On the other hand, applying the updated Fleischner guidelines for pulmonary nodules would have slashed the VA’s false-positive to 20%, and the NLST's to 12%, authors note. This would go far to reducing the burden of repeat CT scanning. The effort required, although substantial, is primarily administrative, requiring coordinators, registry clerks, IT/EMR customization, etc.

Lung Cancer Screening: Is Outreach an Obligation?
The VA study tends to confirm what was predicted by most observers: deployed in the real world, the benefits of lung cancer screening would be lower than seen in the NLST, and its costs burdensome to already-stretched health systems.

Given the cost and effort required by lung cancer screening relative to its benefits, many health systems may drag their bureaucratic feet at expending resources to build a robust screening program. Lung cancer screening must be offered, but some health systems and physicians will ‘go slow’ in creating and scaling their programs.

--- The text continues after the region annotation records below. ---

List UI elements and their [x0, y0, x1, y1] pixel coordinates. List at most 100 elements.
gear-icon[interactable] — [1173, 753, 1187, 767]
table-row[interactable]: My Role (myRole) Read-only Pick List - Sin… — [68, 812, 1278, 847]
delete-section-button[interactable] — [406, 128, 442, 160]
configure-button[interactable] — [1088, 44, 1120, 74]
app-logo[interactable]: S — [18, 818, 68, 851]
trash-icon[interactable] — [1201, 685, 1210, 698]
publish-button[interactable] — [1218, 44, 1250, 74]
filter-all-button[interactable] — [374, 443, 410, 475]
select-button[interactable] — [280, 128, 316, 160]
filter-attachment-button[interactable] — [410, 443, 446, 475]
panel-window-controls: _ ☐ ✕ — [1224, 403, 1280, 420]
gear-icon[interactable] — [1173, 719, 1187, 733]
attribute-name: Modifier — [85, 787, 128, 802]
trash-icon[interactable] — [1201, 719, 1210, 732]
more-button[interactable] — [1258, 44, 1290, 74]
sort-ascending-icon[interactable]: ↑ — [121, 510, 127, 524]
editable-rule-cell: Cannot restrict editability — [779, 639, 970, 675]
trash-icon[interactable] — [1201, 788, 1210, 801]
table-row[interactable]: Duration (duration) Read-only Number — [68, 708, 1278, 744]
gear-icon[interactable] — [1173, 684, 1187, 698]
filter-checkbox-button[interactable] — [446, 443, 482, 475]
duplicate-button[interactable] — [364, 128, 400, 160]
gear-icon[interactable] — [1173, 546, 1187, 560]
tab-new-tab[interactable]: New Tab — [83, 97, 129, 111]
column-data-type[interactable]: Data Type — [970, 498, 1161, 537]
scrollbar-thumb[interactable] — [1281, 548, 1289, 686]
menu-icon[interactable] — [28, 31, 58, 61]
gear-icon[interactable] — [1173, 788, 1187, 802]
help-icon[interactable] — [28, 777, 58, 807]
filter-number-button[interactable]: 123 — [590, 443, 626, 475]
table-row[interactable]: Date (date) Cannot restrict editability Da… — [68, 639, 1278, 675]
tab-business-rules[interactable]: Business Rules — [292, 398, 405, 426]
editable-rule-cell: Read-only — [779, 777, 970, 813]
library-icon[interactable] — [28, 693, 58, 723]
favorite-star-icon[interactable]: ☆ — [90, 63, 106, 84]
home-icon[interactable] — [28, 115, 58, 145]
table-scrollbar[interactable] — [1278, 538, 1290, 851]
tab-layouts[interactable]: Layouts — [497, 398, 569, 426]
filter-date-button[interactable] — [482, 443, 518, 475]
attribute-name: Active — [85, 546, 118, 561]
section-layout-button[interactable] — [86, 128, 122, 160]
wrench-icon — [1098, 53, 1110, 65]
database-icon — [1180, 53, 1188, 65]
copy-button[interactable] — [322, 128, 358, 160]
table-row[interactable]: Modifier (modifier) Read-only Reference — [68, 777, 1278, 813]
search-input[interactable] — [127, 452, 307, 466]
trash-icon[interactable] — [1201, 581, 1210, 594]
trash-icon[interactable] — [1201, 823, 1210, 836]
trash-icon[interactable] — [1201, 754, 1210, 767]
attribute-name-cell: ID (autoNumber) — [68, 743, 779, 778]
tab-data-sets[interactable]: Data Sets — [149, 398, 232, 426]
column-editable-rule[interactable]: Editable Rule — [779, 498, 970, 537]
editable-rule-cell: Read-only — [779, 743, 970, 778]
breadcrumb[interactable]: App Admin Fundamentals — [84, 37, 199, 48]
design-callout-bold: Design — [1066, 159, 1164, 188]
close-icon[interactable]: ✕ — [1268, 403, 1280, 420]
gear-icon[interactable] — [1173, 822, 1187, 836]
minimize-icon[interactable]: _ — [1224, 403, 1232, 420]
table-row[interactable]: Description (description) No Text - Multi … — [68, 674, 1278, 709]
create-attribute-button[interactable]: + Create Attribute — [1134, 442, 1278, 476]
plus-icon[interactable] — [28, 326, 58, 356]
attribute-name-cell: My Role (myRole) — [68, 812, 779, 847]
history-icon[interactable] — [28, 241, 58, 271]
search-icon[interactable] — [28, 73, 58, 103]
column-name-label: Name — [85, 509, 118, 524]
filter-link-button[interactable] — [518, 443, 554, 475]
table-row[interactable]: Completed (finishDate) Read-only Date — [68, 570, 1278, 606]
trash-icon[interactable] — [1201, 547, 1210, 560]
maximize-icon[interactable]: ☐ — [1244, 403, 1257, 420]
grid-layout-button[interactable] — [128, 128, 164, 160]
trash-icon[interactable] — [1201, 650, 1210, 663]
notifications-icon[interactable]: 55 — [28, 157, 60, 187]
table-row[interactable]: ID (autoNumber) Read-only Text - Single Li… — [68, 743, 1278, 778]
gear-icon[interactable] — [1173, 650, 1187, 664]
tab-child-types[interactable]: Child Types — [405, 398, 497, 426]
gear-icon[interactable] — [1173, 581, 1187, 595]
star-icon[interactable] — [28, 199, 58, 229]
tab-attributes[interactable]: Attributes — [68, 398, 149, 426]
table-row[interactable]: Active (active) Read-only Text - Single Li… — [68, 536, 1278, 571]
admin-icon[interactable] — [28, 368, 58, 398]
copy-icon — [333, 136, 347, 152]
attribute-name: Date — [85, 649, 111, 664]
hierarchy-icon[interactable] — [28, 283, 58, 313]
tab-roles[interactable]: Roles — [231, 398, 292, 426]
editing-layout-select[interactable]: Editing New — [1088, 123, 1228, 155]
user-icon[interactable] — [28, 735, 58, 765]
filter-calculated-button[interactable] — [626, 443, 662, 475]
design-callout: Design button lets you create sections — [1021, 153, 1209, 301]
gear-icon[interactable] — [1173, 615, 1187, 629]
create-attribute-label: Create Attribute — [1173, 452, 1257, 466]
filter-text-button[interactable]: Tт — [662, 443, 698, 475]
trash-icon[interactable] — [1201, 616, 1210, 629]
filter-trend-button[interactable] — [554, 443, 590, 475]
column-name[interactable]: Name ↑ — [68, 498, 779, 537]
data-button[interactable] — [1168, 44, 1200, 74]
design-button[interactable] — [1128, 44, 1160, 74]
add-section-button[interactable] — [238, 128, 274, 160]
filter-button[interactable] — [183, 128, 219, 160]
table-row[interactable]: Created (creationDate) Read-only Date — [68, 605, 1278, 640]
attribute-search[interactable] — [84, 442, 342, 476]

There are already more precise lung cancer risk calculators that can better identify the highest-risk patients than the NLST criteria. Wider use would reduce the false positives that will be generated by any lung cancer screening program referencing NLST. Such an approach would be helped if the USPSTF's modified its recommendation for lung cancer screening to endorse the use of other risk screening tools (for outreach, not eligibility).

The burden on primary physicians, the main initiators of screening, could be substantially reduced as well. A nurse can ask patients over 55, Have you smoked in the last 15 years? If so, give them a brochure that describes lung cancer screening and provides the phone number to call to arrange the shared decision making visit. That visit could be done in a group setting by an associate provider, paid by an insurance company to counsel patients from multiple practices in a community. Computer-literate patients can visit shouldiscreen.com to better quantify their own risk and guide their decision.

Ultimately, one's conclusions about lung cancer screening depends on one's values and opinions about screening generally. If you’re in medicine as a business, all those follow-up scans, the false positives and incidentalomas, and the frightened patients they belong to, apparently represent a fantastic revenue stream, especially if you do the right marketing -- oops, I meant “outreach.” A profit motive can save lives -- that's in the U.S. health system's DNA.

But for closed health systems like the VA, it makes more sense to make the limited benefits of lung cancer screening available to PCPs and patients who request it, without erecting edifices of administrative waste.